Apresentação v. 50, n. 2 (2023)
Palavras-chave:
apresentação, poética dos limitesResumo
No ano de 2019 uma exposição na Bibliothèque Nationale de France (BNF), intitulada « Manuscrits de l’extrême » (Manuscritos do extremo), interrogava as nossas emoções em estado limite a partir, nomeadamente, de cinco eixos temáticos: aprisionamento, perigo, angústia, loucura e paixão. Nela constava uma grande variedade de manuscritos, de personalidades ou escritores célebres, como Blaise Pascal, Marquês de Sade, Napoleão, Nathalie Serraute etc., mas também de homens, mulheres e crianças anônimas, que testemunham aos nossos dias situações de vida extremas. Longe da imagem do manuscrito como fonte de saber, os traços ali expostos portavam o protesto humano quando esta mesma humanidade se encontrava ameaçada. A escritura ali se torna reflexo da sobrevivência diante da solidão, notadamente quando somos confrontados à angústia, ao isolamento, ao luto, ao sentimento passional, ao medo da morte próxima ou aos estados de consciência paralela. O humano parece assim habitar os limites do ser, e a arte, figurada nesses manuscritos, surge como aquilo que expõe os limites definidores da forma do que é o humano, justamente em sua borda, ou melhor, em seu desbordamento.

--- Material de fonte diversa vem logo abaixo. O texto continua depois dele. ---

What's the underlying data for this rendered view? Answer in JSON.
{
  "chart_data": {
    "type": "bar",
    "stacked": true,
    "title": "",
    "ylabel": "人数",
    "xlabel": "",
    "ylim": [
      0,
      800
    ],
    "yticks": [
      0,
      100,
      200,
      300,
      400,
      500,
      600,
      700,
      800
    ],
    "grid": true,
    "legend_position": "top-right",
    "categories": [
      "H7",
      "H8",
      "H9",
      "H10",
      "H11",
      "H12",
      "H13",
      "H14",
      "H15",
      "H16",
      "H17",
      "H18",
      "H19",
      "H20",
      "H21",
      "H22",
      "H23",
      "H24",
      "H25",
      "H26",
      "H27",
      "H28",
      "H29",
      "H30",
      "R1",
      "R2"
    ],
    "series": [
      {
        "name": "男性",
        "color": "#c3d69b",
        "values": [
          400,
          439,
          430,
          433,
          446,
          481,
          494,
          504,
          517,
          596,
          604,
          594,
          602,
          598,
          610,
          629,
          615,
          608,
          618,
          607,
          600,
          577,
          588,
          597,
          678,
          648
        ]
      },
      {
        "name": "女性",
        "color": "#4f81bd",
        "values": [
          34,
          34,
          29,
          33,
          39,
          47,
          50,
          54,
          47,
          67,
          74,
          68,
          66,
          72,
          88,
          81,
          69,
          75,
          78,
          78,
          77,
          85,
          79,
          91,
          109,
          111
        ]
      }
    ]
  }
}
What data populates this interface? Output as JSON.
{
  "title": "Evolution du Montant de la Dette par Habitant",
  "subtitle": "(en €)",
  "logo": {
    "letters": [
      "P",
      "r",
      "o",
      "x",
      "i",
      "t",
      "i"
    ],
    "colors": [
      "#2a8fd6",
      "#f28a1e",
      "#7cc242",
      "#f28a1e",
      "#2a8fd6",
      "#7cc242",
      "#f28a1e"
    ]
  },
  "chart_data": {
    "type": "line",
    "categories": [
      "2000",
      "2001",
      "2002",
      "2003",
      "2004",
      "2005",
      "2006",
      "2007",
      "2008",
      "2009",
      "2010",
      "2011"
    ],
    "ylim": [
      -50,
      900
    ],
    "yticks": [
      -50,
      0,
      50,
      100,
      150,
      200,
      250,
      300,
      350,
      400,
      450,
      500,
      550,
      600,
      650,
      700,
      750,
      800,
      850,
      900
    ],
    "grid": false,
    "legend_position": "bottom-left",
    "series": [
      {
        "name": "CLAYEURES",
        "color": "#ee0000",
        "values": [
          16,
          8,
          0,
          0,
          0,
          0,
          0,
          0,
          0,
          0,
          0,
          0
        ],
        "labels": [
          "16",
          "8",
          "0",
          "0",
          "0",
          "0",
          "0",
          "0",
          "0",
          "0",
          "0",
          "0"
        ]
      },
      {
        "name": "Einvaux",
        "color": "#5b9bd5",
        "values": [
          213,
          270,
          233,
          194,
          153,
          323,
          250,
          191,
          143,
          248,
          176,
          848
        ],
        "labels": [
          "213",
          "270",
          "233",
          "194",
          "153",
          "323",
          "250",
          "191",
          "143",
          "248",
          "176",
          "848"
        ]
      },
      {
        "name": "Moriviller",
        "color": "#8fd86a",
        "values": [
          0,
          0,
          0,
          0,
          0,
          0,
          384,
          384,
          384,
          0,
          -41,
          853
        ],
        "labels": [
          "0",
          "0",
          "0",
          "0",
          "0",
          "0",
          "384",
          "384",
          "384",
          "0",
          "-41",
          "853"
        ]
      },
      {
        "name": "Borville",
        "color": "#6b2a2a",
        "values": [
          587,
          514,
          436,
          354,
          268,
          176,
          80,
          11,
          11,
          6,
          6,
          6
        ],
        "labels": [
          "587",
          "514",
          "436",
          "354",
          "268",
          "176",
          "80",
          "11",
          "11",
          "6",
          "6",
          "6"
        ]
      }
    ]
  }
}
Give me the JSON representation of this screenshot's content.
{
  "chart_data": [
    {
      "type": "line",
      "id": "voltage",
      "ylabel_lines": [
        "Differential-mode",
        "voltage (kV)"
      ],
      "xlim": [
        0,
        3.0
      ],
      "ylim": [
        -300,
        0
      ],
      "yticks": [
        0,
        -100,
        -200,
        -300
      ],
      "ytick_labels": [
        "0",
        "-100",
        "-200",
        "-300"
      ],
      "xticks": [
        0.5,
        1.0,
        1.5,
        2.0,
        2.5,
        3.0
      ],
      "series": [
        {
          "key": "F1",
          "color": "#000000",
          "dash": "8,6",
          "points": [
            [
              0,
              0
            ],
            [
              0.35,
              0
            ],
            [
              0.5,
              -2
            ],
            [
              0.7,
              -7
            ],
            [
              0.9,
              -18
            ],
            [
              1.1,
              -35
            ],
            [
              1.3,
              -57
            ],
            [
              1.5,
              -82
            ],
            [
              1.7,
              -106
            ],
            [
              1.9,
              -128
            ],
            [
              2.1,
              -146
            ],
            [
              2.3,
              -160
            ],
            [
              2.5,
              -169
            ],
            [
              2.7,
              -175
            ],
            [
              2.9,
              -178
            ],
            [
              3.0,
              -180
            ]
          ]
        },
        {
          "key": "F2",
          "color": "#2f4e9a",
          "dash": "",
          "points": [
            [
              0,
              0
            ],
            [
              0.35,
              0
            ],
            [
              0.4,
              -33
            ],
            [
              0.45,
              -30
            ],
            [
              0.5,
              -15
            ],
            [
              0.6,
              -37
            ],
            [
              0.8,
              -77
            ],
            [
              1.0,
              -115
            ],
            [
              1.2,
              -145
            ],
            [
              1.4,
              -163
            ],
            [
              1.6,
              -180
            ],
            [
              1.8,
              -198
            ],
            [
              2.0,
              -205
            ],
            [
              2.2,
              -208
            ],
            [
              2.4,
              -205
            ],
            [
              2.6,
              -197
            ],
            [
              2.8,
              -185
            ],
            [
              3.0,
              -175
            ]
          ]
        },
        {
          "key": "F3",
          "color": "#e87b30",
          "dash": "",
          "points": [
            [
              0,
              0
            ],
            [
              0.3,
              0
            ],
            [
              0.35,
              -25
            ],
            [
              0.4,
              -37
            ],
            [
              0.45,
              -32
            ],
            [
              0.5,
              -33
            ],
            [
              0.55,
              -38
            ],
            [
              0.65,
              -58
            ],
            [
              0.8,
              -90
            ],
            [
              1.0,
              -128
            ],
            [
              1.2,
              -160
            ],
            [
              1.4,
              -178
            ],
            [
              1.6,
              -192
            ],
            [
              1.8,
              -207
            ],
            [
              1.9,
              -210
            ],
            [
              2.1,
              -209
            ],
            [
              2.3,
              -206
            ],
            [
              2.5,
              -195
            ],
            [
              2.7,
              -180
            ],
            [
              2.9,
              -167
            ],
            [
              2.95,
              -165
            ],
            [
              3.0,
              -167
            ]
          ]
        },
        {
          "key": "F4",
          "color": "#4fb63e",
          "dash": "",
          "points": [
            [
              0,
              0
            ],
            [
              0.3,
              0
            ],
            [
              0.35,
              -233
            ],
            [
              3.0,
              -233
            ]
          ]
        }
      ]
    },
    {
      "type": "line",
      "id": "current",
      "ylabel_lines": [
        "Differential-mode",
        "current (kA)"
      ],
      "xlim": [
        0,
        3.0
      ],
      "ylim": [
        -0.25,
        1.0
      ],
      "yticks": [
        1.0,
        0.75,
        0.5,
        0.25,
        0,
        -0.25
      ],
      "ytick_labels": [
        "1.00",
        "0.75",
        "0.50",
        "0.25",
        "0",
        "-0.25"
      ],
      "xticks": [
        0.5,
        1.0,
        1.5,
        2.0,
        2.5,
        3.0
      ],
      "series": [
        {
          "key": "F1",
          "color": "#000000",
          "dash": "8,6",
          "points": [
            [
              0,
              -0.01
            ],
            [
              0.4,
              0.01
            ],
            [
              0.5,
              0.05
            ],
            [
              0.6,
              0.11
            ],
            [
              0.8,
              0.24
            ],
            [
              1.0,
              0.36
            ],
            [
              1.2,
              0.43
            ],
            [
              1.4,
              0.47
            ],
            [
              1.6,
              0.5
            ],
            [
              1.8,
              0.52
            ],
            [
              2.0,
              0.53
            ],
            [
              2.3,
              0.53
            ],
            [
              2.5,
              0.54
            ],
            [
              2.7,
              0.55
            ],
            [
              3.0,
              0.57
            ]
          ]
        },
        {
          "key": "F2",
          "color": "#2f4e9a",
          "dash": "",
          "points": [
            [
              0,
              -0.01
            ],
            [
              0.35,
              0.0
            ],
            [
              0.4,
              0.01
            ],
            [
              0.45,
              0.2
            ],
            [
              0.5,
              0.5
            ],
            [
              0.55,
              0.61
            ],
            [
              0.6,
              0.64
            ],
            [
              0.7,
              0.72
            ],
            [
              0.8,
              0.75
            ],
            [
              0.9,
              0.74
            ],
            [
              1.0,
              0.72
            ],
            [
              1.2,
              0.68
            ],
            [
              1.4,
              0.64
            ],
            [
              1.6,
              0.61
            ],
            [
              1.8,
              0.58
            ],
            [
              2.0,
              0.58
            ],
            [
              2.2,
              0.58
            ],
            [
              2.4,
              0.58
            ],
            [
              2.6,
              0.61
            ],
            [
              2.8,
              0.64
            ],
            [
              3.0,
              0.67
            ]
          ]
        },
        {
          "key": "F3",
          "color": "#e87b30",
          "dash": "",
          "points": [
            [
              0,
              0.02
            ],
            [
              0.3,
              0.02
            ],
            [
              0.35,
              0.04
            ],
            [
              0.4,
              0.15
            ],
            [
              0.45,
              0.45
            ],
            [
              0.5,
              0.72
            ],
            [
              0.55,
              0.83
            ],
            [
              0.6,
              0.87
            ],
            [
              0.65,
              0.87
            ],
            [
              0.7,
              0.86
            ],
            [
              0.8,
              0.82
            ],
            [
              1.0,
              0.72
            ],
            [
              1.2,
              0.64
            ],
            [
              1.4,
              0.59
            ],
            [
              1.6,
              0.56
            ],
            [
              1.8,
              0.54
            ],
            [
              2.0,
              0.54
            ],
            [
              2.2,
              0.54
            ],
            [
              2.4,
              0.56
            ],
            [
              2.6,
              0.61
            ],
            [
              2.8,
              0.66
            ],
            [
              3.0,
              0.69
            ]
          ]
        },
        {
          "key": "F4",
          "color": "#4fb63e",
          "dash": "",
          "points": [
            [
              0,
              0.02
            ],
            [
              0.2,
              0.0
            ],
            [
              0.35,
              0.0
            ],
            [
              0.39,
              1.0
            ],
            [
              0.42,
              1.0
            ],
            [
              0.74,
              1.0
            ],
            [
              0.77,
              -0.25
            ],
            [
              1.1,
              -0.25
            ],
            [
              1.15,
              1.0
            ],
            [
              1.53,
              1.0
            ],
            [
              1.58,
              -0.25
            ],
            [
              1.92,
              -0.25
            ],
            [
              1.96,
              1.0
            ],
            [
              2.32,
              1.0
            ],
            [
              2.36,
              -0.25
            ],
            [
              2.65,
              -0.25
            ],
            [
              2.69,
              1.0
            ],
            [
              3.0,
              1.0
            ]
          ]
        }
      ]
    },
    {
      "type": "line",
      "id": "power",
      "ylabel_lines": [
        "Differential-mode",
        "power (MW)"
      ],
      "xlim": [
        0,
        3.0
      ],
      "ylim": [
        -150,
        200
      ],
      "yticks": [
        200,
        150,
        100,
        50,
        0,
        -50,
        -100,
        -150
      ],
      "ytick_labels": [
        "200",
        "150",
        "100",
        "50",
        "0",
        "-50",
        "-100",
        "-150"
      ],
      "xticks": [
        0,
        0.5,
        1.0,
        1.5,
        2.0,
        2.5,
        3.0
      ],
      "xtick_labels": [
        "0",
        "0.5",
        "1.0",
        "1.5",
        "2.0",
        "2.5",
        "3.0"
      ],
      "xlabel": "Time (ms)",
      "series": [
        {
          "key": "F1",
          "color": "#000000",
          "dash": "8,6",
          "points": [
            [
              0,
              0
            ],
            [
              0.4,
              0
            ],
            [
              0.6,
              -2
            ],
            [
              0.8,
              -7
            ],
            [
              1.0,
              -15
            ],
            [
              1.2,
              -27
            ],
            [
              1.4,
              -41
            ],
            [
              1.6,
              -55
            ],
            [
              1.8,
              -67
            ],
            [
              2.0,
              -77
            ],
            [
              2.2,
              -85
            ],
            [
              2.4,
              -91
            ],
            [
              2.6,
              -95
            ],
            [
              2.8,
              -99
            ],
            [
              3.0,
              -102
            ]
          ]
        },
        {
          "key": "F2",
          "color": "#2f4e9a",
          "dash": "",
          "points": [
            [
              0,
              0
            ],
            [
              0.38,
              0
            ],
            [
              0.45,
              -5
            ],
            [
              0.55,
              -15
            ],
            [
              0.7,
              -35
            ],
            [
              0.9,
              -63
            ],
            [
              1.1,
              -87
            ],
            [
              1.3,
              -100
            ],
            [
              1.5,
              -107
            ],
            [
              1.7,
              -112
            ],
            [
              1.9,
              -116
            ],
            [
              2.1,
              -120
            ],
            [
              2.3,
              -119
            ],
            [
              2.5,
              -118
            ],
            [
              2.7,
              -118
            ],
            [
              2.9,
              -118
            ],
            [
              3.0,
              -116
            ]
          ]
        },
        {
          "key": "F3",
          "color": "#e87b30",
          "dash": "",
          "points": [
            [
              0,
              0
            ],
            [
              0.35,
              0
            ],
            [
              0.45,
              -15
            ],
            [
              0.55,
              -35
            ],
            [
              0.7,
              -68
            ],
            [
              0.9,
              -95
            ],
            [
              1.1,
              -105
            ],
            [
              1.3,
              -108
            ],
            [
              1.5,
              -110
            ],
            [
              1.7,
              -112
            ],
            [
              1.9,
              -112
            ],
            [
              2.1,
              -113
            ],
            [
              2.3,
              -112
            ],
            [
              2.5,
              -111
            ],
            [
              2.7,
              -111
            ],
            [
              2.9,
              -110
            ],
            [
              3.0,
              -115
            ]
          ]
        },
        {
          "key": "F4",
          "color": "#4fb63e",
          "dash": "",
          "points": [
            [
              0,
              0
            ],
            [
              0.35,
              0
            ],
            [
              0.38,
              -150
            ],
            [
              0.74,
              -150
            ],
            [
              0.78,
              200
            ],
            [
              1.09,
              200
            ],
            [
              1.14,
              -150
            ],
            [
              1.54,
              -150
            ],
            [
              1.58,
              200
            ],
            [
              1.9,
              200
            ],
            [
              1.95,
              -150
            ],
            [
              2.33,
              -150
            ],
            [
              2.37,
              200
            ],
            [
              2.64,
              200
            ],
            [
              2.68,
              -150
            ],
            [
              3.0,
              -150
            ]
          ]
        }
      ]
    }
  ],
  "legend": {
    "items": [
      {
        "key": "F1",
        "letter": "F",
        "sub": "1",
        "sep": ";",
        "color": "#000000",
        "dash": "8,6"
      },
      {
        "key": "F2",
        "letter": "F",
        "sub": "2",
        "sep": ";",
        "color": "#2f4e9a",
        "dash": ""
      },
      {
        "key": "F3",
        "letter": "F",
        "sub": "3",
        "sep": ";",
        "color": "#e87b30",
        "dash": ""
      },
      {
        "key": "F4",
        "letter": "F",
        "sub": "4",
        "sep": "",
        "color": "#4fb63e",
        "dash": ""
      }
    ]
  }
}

O número especial da Revista Perspectiva Filosófica da UFPE (Universidade Federal do Pernambuco) « Poéticas dos Limites » retoma esta questão no contexto do confinamento ocasionado pelo Covid-19, quando no final do ano de 2021 e início de 2022 convidou pesquisadores de campos distintos a refletirem sobre a capacidade e os limites da produção artística recente (literária, plástica ou musical), a pensar ou a ritualizar os embates emotivos do contemporâneo (o íntimo e o comum; o exterior e o interior; o estado e o sujeito; a subjetividade e objetividade; o real e a ficção, etc).
Nos três primeiros artigos que compõem o número especial, vemos um exercício de leitura de poetas contemporâneos da cena brasileira mais recente, preocupados com sensibilidades que surgem de espaços reais e virtuais que desapropriam o sujeito. Por vezes, até mesmo os corpos se ausentam, e tal desaparição também provoca a perda de lugar que o sujeito nele anteriormente ocupava. Ou seja, o espaço que ocupávamos no corpo do outro, agora perdido, é ensaiado em outro lugar, na escrita ou na arte, que procura justamente restituí-lo, embora precariamente, ou melhor, em diferimento. Assim, a perda, a ausência, do outro e de si mesmo ante às novas tecnologias, à hostilidade do espaço latino-americano, ou ao luto, são tematizadas nas obras poéticas selecionadas pelos textos críticos que abrem este número especial.
O artigo “Figurações dos limites: o corpo e a escrita em “dois [lugares onde eu não estou]”, de Paloma Vidal”,de autoria de Rita Lenira Bittencourt, parte do pressuposto de Jean-Luc Nancy ao afirmar que vivemos em um tempo de potencialização do lugar do limite. Para a pesquisadora é possível localizar esta tensão ocasionada pelo tempo no livro dois [lugares onde não estou], de Paloma Vidal, em diversas formas, como afirma Bittencourt: “entre a poesia e a prosa, o virtual e o textual, a inércia e o movimento, ou, como o próprio título insinua, entre um “eu” e um dizer do “eu” que é, no mínimo, duplo”. Este Outro é interpelado em seus deslocamentos subjetivos, inclusive o eu poético se desloca, e nesse jogo as vozes são espectros em busca do que Bittencourt nomeará excrição.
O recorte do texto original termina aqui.